Kitabın sayfalarını çevirirken başta Borusan Kocabıyık Vakfı kurucusu ve onursal başkanı merhum Asım Kocabıyık olmak üzere, vakıf başkanı Zeynep Hamedi, genel sekreter Canan Ercan Çelik, sergi tasarımcısı Cem Kozar, kitabın editörü İzzeddin Çalışlar ve de sosyal bilimlerden edebiyata, resme, sinemadan tiyatroya, müzikten mimarlığa, arkeolojiye ve daha pek çok alana yazılarıyla emeği geçenlere teşekkür ediyorum.
VE TİYATRO
Biraz da alanım gereği; öncelikle Gökhan Akçura’nın “Cumhuriyetin İlk Döneminde Tiyatro” yazısı çevresinde dönüyorum. Tiyatro tarihimiz açısından zengin bir çalışma. Modern Türk tiyatrosunun kuruluşunda elbette ki Muhsin Ertuğrul’un ayrı bir yeri olduğunun altı çizilerken Atatürk’ün önerisiyle 1923’te İzmir’de Palas sinemasında (sonradan Tayyare sineması olmuş) yasal olarak sahneye çıkan ilk Müslüman Türk kadını Bedia Muvahhit’i anıyoruz. Bedia Hanım’ın, İbnürrefik Ahmet Nuri’nin “Ceza Kanunu” ile sahneye çıkışı kadına dair din odaklı anlamsız bir yasağı yıkacaktır. Modern tiyatromuzun oluşumunda önemli satırbaşlarından biridir bu olay…

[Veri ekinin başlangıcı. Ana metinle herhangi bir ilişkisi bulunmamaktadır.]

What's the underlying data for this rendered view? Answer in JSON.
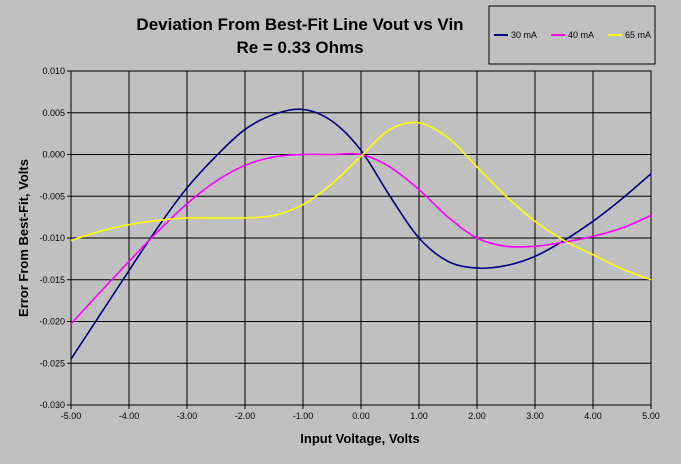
{
  "chart_data": {
    "type": "line",
    "title": "Deviation From Best-Fit Line Vout vs Vin",
    "subtitle": "Re = 0.33 Ohms",
    "xlabel": "Input Voltage, Volts",
    "ylabel": "Error From Best-Fit, Volts",
    "xlim": [
      -5,
      5
    ],
    "ylim": [
      -0.03,
      0.01
    ],
    "xticks": [
      -5,
      -4,
      -3,
      -2,
      -1,
      0,
      1,
      2,
      3,
      4,
      5
    ],
    "xtick_labels": [
      "-5.00",
      "-4.00",
      "-3.00",
      "-2.00",
      "-1.00",
      "0.00",
      "1.00",
      "2.00",
      "3.00",
      "4.00",
      "5.00"
    ],
    "yticks": [
      0.01,
      0.005,
      0.0,
      -0.005,
      -0.01,
      -0.015,
      -0.02,
      -0.025,
      -0.03
    ],
    "ytick_labels": [
      "0.010",
      "0.005",
      "0.000",
      "-0.005",
      "-0.010",
      "-0.015",
      "-0.020",
      "-0.025",
      "-0.030"
    ],
    "grid": true,
    "legend_position": "top-right",
    "plot_background": "#c0c0c0",
    "series": [
      {
        "name": "30 mA",
        "color": "#000080",
        "x": [
          -5,
          -4.5,
          -4,
          -3.5,
          -3,
          -2.5,
          -2,
          -1.5,
          -1,
          -0.5,
          0,
          0.5,
          1,
          1.5,
          2,
          2.5,
          3,
          3.5,
          4,
          4.5,
          5
        ],
        "y": [
          -0.0245,
          -0.0192,
          -0.0139,
          -0.0087,
          -0.004,
          -0.0002,
          0.003,
          0.0048,
          0.0054,
          0.004,
          0.0005,
          -0.005,
          -0.01,
          -0.0128,
          -0.0136,
          -0.0133,
          -0.0122,
          -0.0103,
          -0.008,
          -0.0053,
          -0.0023
        ]
      },
      {
        "name": "40 mA",
        "color": "#ff00ff",
        "x": [
          -5,
          -4.5,
          -4,
          -3.5,
          -3,
          -2.5,
          -2,
          -1.5,
          -1,
          -0.5,
          0,
          0.5,
          1,
          1.5,
          2,
          2.5,
          3,
          3.5,
          4,
          4.5,
          5
        ],
        "y": [
          -0.0203,
          -0.0165,
          -0.0128,
          -0.0092,
          -0.0059,
          -0.0032,
          -0.0013,
          -0.0003,
          0.0,
          0.0,
          0.0,
          -0.0015,
          -0.0042,
          -0.0075,
          -0.01,
          -0.011,
          -0.011,
          -0.0105,
          -0.0098,
          -0.0088,
          -0.0073
        ]
      },
      {
        "name": "65 mA",
        "color": "#ffff00",
        "x": [
          -5,
          -4.5,
          -4,
          -3.5,
          -3,
          -2.5,
          -2,
          -1.5,
          -1,
          -0.5,
          0,
          0.5,
          1,
          1.5,
          2,
          2.5,
          3,
          3.5,
          4,
          4.5,
          5
        ],
        "y": [
          -0.0103,
          -0.0092,
          -0.0084,
          -0.0079,
          -0.0076,
          -0.0076,
          -0.0076,
          -0.0073,
          -0.006,
          -0.0035,
          -0.0002,
          0.003,
          0.0038,
          0.002,
          -0.0015,
          -0.005,
          -0.008,
          -0.0103,
          -0.012,
          -0.0137,
          -0.015
        ]
      }
    ]
  }
}
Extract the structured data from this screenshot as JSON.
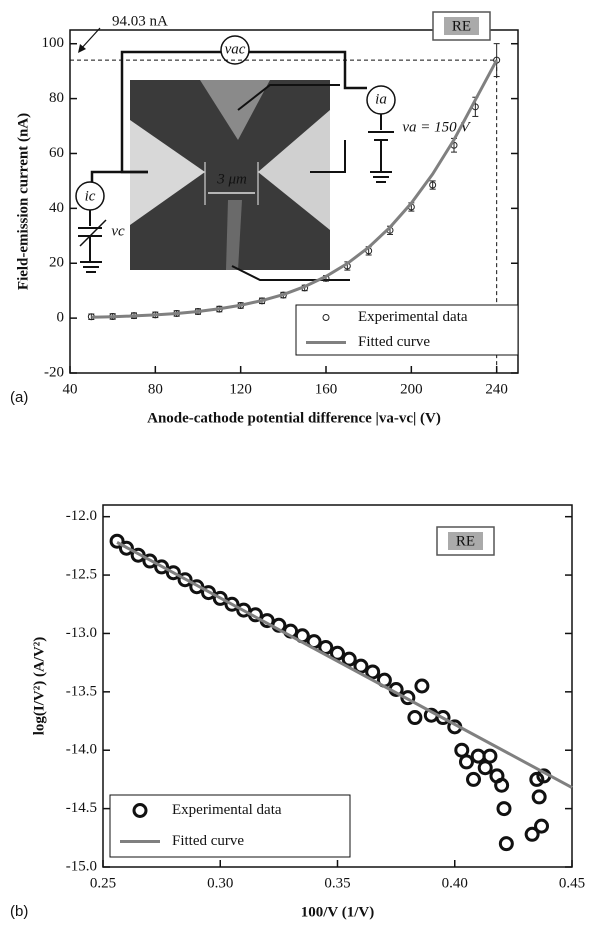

Gökhan Akçura; Darülbedayi’de oynanan temsillere de değiniyor kısaca: “Othello”, “Altı Kişi Yazarını Arıyor”, “Hortlaklar”,“Kral Lear”, “Kafatası” ve uzayıp giden bir liste… Galip Arcan, Neyire Neyir, Nıvart Hanım, Şevkiye May, Kemal Arduman, Semiha Berksoy gibi nice oyuncular yetişmiştir Darülbedayi’den… Akçura, bir yandan, Tiyatro Mektebi ve Çocuk Tiyatrosu faaliyetlerinden söz ederken öte yandan Süreyya Opereti temsilleri ile başlayan operetler dönemine ve de Muhlis Sabahhatin, Ferit Alnar, Ekrem ve Cemal Reşit Rey kardeşler gibi ünlü bestecilere de değinecektir. Darülbedayi’de 1932 yılında oynanan ilk operettir “Yalova Türküsü…” 1933’te Rey Kardeşler tarafında yazılan ve bestelenen “Lüküs Hayat” günümüzde de keyifle izleniyor.
1923’lerden başlayarak 1940’lara dek yaşananlar… Zengin bir arşiv… Dar bir alanda derlenmesi zor bunca olayı… O nedenle Gökhan Akçura’nın penceresinden bakarak son noktayı yine onun sözleriyle koyuyorum “Cumhuriyetin İlk Döneminde Tiyatro” bölümüne: “Cumhuriyetin ilk dönemi çeşitli toplulukların, tiyatro insanlarının çabalarını yansıtsa da bu dönemin en etkili ismi, Türk tiyatrosunun kurucusu kabul edilen Muhsin Ertuğrul’dur. Türkiye’de tiyatro sanatının gelişmesi için gereken pek çok adım onun tarafından atılmıştır. Sadece Şehir Tiyatrosu’nda yaptıklarıyla değil, düşünür olarak söyledikleri, etkileri, girişimleriyle de tiyatromuzun çağdaş bir yapıya kavuşmasını sağlamaya çalışmıştır.”